A graphing calculator is a powerful tool that helps visualize and solve equations. When tackling a problem like \(1.5^{\ln x} = 10^{0.5}\), the graphing calculator can quickly plot the functions and identify intersections. Here's how you can use it:

• Start by graphing each side of the equation separately. Enter \(y_1 = 1.5^{\ln x}\) and \(y_2 = 10^{0.5}\).
• Observe where these graphs intersect. This point represents the solution to the equation.
• Zoom in or adjust the view settings to pinpoint the exact value of \(x\).

Utilizing this tool saves time and increases accuracy in solving complex mathematical equations.

Equation solving involves finding the unknown value that satisfies an equation. In the given problem, you're solving for \(x\) in \(1.5^{\ln x} = \sqrt{10}\). The key steps include:

• Transforming complex expressions into simpler forms using mathematical properties.
• Applying logarithmic rules like \(\ln(a^b) = b\ln(a)\) to enable algebraic manipulation.
• Isolating the variable, in this case \(\ln x\), to make solving straightforward.

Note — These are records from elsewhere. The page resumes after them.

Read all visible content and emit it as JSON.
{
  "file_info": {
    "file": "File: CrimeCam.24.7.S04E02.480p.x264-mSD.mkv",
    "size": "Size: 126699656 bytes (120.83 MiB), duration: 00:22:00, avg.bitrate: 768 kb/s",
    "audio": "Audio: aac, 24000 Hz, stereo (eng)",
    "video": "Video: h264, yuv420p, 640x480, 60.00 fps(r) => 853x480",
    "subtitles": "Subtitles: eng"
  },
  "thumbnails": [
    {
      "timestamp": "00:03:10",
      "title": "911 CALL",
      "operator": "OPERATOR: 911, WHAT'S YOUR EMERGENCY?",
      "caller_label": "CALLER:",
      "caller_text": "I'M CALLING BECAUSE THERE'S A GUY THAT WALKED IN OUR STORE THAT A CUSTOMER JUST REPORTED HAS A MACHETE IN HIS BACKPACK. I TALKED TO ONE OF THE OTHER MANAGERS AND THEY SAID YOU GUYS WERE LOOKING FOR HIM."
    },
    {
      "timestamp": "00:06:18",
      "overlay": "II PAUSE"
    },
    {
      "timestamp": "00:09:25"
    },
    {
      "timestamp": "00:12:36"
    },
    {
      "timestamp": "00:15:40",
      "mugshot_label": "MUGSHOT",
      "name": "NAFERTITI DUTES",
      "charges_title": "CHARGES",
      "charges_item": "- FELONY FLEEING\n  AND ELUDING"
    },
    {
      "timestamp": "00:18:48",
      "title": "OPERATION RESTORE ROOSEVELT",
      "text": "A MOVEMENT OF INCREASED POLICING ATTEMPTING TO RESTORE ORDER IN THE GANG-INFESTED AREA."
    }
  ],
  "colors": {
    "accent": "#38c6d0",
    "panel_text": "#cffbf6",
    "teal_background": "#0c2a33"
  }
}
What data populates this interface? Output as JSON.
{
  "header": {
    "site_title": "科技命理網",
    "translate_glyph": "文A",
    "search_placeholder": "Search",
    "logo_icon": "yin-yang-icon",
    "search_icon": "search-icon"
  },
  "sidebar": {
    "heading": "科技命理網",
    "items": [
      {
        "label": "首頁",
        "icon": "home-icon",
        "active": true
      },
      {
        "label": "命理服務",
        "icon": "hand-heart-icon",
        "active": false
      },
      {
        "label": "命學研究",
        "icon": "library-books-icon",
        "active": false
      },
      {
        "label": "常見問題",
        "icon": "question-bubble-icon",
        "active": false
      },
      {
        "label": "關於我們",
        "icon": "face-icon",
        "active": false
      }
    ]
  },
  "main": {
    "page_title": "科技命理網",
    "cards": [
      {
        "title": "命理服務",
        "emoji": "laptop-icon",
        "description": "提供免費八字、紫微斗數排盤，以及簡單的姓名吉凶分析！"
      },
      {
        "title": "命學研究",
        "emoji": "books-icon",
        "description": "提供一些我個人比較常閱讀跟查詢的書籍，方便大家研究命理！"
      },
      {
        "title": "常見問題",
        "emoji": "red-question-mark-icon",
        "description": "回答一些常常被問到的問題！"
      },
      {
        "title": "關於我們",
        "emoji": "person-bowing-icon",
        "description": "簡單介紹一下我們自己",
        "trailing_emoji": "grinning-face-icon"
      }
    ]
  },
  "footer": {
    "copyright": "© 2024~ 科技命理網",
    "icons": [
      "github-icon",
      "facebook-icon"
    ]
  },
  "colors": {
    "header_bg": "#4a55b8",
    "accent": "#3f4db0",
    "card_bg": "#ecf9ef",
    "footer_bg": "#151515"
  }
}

These techniques systematically break down the problem, leading to a solution step by step.

The natural logarithm, denoted as \(\ln\), is the logarithm to the base \(e\), a mathematical constant approximately equal to 2.718. It simplifies expressions involving exponential growth and decay. In the equation \(1.5^{\ln x} = 3.162\):

• We apply the natural logarithm to both sides, reducing the complexity of the expression.
• Using \(\ln\) helps in transforming power equations into a format where algebraic methods can solve for the variable.
• Knowing \(e^{\ln(x)} = x\) is crucial, as it provides a direct way to reverse the logarithm operation to solve for \(x\).

Understanding \(\ln\) and its properties is essential for solving a wide range of mathematical problems.

Logarithmic properties are rules that simplify expressions and equations involving logarithms. These are vital in solving equations like \(1.5^{\ln x} = 10^{0.5}\). Here are the key properties used:

• The Power Rule: \(\ln(a^b) = b\ln(a)\), which helps convert powers into products.
• The Product Rule: \(\ln(ab) = \ln(a) + \ln(b)\), useful for breaking down products into sums.
• The Quotient Rule: \(\ln\left(\frac{a}{b}\right) = \ln(a) - \ln(b)\), for simplifying divisions into subtractions.

By mastering these rules, you can easily manipulate logarithmic equations, making them simpler to solve.